権藤 阪神高橋遥をみるのは4戦目だが、この日が一番良い内容だった。巨人サイドも真っすぐと分かっていながら間合いをはかれない、振り遅れる、詰まる。かたや巨人桜井は投球がバラバラ過ぎて、あえてというなら阪神は的を絞れなかった。わたしはネット裏からみていて、高橋遥を変化球ピッチャーのようにリードした捕手梅野の配球に疲れたし、あんなにまずい内容の桜井を引っ張り続けた巨人ベンチの判断にはさらに疲れた。

その高橋遥の唯一の失点が4回1死一塁から、4番岡本に149キロのストレートを右中間スタンドまで運ばれた一撃だった。

権藤 高橋遥の失投ではない。あの1球を打った岡本が立派だった。ただ阪神ベンチは高橋遥に7回113球を投げきらせるわけだが、96球だった6回で交代させるべきだった。勝った負けたではない。後ろのリリーフはそろっているわけで、わたしの見立てでいうと、このピッチャーを大事に育てるためには、1イニング投げさせすぎた。

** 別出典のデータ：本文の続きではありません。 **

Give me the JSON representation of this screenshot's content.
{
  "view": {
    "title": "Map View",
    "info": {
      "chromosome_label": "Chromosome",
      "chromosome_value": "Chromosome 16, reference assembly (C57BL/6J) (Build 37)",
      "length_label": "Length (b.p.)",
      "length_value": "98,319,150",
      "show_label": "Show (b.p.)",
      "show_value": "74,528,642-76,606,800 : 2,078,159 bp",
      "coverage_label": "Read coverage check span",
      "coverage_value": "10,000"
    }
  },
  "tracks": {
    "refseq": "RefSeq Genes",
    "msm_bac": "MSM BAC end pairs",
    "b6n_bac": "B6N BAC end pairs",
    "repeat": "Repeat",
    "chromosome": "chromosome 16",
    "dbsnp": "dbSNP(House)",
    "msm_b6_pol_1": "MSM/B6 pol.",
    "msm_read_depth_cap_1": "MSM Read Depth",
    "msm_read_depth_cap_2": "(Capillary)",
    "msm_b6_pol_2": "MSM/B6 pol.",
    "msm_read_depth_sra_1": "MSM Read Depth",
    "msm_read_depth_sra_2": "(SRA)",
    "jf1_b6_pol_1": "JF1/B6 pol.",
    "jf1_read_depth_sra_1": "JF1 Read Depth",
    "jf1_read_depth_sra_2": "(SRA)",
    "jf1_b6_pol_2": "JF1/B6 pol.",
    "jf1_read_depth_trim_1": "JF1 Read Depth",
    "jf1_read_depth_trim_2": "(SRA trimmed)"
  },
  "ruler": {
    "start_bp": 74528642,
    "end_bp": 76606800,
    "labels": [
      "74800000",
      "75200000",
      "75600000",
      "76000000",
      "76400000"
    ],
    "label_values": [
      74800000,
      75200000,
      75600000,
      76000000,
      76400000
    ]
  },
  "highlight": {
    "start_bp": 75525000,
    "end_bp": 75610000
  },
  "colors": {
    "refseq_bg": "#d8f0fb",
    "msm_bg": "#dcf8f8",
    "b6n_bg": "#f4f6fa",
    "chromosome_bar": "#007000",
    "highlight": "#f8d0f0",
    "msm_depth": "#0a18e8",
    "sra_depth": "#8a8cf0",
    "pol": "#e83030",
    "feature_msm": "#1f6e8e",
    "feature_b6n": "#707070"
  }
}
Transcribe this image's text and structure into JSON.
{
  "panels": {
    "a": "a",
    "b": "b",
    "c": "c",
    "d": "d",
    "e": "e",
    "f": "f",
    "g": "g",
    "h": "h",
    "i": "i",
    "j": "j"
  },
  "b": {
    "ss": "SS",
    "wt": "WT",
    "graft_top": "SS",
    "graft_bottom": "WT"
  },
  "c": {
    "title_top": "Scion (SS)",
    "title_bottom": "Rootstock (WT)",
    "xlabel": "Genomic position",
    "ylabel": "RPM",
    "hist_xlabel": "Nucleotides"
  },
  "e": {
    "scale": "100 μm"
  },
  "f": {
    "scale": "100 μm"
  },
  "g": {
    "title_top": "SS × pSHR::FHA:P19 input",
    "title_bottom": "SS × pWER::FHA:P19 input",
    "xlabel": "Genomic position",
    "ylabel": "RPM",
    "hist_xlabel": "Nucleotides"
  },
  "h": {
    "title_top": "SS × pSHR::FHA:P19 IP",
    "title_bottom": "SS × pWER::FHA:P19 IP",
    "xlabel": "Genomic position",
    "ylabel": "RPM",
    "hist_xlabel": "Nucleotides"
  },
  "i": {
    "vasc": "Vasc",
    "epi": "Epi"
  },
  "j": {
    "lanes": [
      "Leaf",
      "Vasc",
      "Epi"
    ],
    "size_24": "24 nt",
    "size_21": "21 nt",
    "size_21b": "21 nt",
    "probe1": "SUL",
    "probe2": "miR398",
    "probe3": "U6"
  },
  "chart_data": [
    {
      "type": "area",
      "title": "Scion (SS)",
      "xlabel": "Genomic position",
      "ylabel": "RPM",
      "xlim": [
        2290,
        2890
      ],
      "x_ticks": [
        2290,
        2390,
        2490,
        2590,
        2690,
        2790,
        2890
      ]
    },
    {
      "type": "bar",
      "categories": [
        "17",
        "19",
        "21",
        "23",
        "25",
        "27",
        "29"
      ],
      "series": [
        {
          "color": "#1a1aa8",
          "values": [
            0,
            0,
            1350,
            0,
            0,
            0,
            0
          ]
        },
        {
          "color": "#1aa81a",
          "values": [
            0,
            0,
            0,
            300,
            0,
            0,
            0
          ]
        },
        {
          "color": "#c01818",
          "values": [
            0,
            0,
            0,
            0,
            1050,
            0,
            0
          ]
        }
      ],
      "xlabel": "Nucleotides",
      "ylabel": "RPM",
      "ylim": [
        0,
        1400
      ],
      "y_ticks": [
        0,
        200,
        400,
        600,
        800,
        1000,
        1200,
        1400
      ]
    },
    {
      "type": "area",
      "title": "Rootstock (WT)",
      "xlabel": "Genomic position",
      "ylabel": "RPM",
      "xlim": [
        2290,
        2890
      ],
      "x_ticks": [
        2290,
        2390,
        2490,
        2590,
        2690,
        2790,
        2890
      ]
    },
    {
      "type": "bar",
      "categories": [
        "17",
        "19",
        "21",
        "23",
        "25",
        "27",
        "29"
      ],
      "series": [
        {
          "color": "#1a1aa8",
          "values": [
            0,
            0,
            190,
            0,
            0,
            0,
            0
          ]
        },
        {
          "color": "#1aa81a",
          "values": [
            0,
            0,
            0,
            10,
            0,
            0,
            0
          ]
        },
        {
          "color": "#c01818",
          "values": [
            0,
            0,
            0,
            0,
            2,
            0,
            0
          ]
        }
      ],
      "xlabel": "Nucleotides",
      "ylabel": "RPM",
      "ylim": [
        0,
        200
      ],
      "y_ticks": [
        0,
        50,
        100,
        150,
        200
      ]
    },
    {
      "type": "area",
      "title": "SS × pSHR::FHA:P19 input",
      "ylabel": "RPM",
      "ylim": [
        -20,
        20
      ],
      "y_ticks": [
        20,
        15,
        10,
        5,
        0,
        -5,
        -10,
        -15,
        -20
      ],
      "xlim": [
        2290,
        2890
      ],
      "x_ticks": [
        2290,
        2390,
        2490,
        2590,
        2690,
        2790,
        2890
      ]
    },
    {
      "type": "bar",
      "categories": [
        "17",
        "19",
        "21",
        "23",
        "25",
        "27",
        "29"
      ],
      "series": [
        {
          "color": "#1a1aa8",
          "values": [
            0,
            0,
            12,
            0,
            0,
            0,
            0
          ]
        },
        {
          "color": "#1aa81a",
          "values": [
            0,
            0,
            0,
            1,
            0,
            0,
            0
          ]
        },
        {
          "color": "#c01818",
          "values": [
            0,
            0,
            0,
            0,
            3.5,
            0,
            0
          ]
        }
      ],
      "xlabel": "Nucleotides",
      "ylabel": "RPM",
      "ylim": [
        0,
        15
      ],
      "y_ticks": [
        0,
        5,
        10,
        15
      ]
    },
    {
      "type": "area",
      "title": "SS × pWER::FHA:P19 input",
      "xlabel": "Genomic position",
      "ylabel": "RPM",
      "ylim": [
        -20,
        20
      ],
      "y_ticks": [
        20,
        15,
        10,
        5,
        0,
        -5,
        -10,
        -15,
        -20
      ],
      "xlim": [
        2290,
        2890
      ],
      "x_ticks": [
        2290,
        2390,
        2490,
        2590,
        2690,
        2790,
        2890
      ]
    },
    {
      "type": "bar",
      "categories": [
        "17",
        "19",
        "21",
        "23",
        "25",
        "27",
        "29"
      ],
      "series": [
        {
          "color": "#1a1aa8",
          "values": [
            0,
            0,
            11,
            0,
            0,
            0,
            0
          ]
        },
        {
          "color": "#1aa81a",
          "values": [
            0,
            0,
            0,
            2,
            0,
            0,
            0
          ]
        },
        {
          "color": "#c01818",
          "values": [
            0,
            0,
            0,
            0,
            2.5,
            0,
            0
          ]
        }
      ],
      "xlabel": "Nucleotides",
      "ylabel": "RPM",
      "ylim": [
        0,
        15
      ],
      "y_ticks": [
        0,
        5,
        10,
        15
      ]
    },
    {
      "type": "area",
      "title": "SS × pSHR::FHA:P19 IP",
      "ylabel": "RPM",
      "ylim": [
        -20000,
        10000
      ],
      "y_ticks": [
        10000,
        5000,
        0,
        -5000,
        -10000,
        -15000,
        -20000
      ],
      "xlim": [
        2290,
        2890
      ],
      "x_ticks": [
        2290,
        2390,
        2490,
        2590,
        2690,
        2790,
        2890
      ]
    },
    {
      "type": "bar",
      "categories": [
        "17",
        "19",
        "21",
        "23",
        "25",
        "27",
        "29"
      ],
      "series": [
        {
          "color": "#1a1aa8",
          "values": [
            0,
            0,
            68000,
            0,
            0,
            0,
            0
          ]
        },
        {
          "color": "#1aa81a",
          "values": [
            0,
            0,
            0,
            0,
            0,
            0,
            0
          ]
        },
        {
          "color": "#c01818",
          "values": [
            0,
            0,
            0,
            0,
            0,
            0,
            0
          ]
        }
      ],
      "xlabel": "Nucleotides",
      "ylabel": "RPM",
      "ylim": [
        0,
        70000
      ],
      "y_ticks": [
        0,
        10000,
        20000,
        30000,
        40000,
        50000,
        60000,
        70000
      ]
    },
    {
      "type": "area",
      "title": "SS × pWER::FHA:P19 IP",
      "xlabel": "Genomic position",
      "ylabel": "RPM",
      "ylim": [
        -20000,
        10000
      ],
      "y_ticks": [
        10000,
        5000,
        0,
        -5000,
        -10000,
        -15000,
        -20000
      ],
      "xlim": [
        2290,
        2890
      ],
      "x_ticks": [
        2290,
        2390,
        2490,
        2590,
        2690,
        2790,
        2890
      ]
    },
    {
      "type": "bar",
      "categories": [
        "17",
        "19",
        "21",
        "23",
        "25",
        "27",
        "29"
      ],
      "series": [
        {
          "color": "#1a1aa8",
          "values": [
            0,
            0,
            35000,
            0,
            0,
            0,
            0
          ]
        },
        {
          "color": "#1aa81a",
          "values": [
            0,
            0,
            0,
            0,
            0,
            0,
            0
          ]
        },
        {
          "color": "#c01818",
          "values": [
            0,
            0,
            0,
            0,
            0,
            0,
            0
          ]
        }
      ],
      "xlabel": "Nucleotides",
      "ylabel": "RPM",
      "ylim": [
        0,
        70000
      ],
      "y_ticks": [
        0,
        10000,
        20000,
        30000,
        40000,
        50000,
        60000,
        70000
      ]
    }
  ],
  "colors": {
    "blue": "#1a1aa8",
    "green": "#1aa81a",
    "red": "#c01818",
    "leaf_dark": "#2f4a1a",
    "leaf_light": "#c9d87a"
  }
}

打線は高橋遥を援護するどころか、拙攻だらけだった。5回1死一、二塁で4番マルテが三ゴロ併殺。5番ソラーテも1回の犠飛だけで、いまさらながらだが両助っ人に迫力はない。

権藤 巨人、阪神の「4番」の差? その2人を比較するのは、巨人4番の岡本に失礼というものだ。それを比べるほうがナンセンスだ。阪神はマルテ、ソラーテの2人を同時にスタメンで起用しないといけないのだろうか。今後の順位? 阪神に先のことを考える余裕はない。1つ、1つ、目の前の試合に勝っていくしかない。